On a free afternoon of the Martin Luther King Jr. holiday on the Chapman University Singers’ Texas Choir Tour, we headed for Houston’s Museum District. Art, natural history, Holocaust, Japanese garden—there were so many options!
But I added another possibility to the mix. I had just learned that St. Paul’s United Methodist Church had an outdoor labyrinth, a full sized replica of the one in 12th century Chartres cathedral in France. We exited the bus and started getting into different groups. What surprised me is that about a third of the choir wanted to walk the labyrinth with me.
No one is completely sure why a number of Europe’s 12th century cathedrals put labyrinths in their floors, but there is a worldwide revival building these meditative paths. Some years back I got to study at Chartres and learned how to facilitate using the labyrinth for prayer.
I gave them a few minutes of introduction and then spaced them out so they would not be bunched together on the path. All was quiet as each one began their inward journey.

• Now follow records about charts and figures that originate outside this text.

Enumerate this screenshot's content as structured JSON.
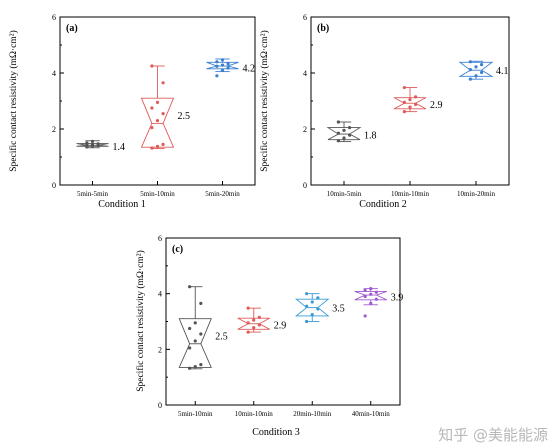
{
  "chart_data": [
    {
      "type": "box",
      "panel_label": "(a)",
      "title": "",
      "xlabel": "Condition 1",
      "ylabel": "Specific contact resistivity (mΩ·cm²)",
      "ylim": [
        0,
        6
      ],
      "yticks": [
        "0",
        "2",
        "4",
        "6"
      ],
      "grid": false,
      "categories": [
        "5min-5min",
        "5min-10min",
        "5min-20min"
      ],
      "series": [
        {
          "category": "5min-5min",
          "color": "#555555",
          "mean_label": "1.4",
          "q1": 1.38,
          "median": 1.42,
          "q3": 1.48,
          "whisker_low": 1.33,
          "whisker_high": 1.58,
          "points": [
            1.36,
            1.39,
            1.41,
            1.43,
            1.45,
            1.47,
            1.5,
            1.56
          ]
        },
        {
          "category": "5min-10min",
          "color": "#e05a5a",
          "mean_label": "2.5",
          "q1": 1.35,
          "median": 2.2,
          "q3": 3.1,
          "whisker_low": 1.3,
          "whisker_high": 4.25,
          "points": [
            1.32,
            1.38,
            1.45,
            2.05,
            2.3,
            2.55,
            2.75,
            2.95,
            3.65,
            4.25
          ]
        },
        {
          "category": "5min-20min",
          "color": "#3a7fd0",
          "mean_label": "4.2",
          "q1": 4.15,
          "median": 4.25,
          "q3": 4.38,
          "whisker_low": 4.05,
          "whisker_high": 4.5,
          "points": [
            3.9,
            4.1,
            4.18,
            4.24,
            4.28,
            4.33,
            4.4,
            4.47
          ]
        }
      ]
    },
    {
      "type": "box",
      "panel_label": "(b)",
      "title": "",
      "xlabel": "Condition 2",
      "ylabel": "Specific contact resistivity (mΩ·cm²)",
      "ylim": [
        0,
        6
      ],
      "yticks": [
        "0",
        "2",
        "4",
        "6"
      ],
      "grid": false,
      "categories": [
        "10min-5min",
        "10min-10min",
        "10min-20min"
      ],
      "series": [
        {
          "category": "10min-5min",
          "color": "#555555",
          "mean_label": "1.8",
          "q1": 1.62,
          "median": 1.82,
          "q3": 2.05,
          "whisker_low": 1.55,
          "whisker_high": 2.25,
          "points": [
            1.58,
            1.68,
            1.78,
            1.85,
            1.95,
            2.05,
            2.25
          ]
        },
        {
          "category": "10min-10min",
          "color": "#e05a5a",
          "mean_label": "2.9",
          "q1": 2.72,
          "median": 2.92,
          "q3": 3.12,
          "whisker_low": 2.62,
          "whisker_high": 3.48,
          "points": [
            2.62,
            2.78,
            2.88,
            2.95,
            3.05,
            3.15,
            3.48
          ]
        },
        {
          "category": "10min-20min",
          "color": "#3a7fd0",
          "mean_label": "4.1",
          "q1": 3.88,
          "median": 4.1,
          "q3": 4.38,
          "whisker_low": 3.78,
          "whisker_high": 4.42,
          "points": [
            3.78,
            3.9,
            4.02,
            4.12,
            4.22,
            4.3,
            4.4
          ]
        }
      ]
    },
    {
      "type": "box",
      "panel_label": "(c)",
      "title": "",
      "xlabel": "Condition 3",
      "ylabel": "Specific contact resistivity (mΩ·cm²)",
      "ylim": [
        0,
        6
      ],
      "yticks": [
        "0",
        "2",
        "4",
        "6"
      ],
      "grid": false,
      "categories": [
        "5min-10min",
        "10min-10min",
        "20min-10min",
        "40min-10min"
      ],
      "series": [
        {
          "category": "5min-10min",
          "color": "#555555",
          "mean_label": "2.5",
          "q1": 1.35,
          "median": 2.2,
          "q3": 3.1,
          "whisker_low": 1.3,
          "whisker_high": 4.25,
          "points": [
            1.32,
            1.38,
            1.45,
            2.05,
            2.3,
            2.55,
            2.75,
            2.95,
            3.65,
            4.25
          ]
        },
        {
          "category": "10min-10min",
          "color": "#e05a5a",
          "mean_label": "2.9",
          "q1": 2.72,
          "median": 2.92,
          "q3": 3.12,
          "whisker_low": 2.62,
          "whisker_high": 3.48,
          "points": [
            2.62,
            2.78,
            2.88,
            2.95,
            3.05,
            3.15,
            3.48
          ]
        },
        {
          "category": "20min-10min",
          "color": "#3a9ad6",
          "mean_label": "3.5",
          "q1": 3.2,
          "median": 3.5,
          "q3": 3.8,
          "whisker_low": 3.0,
          "whisker_high": 4.0,
          "points": [
            3.0,
            3.25,
            3.45,
            3.55,
            3.7,
            3.85,
            4.0
          ]
        },
        {
          "category": "40min-10min",
          "color": "#a05ad0",
          "mean_label": "3.9",
          "q1": 3.78,
          "median": 3.95,
          "q3": 4.08,
          "whisker_low": 3.6,
          "whisker_high": 4.18,
          "points": [
            3.2,
            3.65,
            3.8,
            3.9,
            3.98,
            4.05,
            4.12,
            4.18
          ]
        }
      ]
    }
  ],
  "watermark": "知乎 @美能能源"
}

That is when I noticed him—a distinguished looking black man was watching us from the sidewalk. He approached and walked around the labyrinth several times before joining us.
A labyrinth is a continuous winding path that leads to center and back out again. One by one we exited and the students sat quietly nearby until we had all gathered. We took some time sharing our experiences and when he exited, I invited the stranger to join us. He told us his story. He is from Trinidad and the next day he was beginning cancer treatment at the nearby M.D. Anderson Cancer Hospital. He thanked us for being there for he wouldn’t have found the labyrinth on his own. He appreciated being with us in silent contemplation. I encouraged him to come back again during the long days ahead, for labyrinths are very healing. He thanked us kindly and walked on.
All week long I have prayed for his healing, even as my own soul has been calmed and fed over and over by spectacular concerts. St. Augustine once said, “One who sings, prays twice.” But I know it truly—we have prayed three times.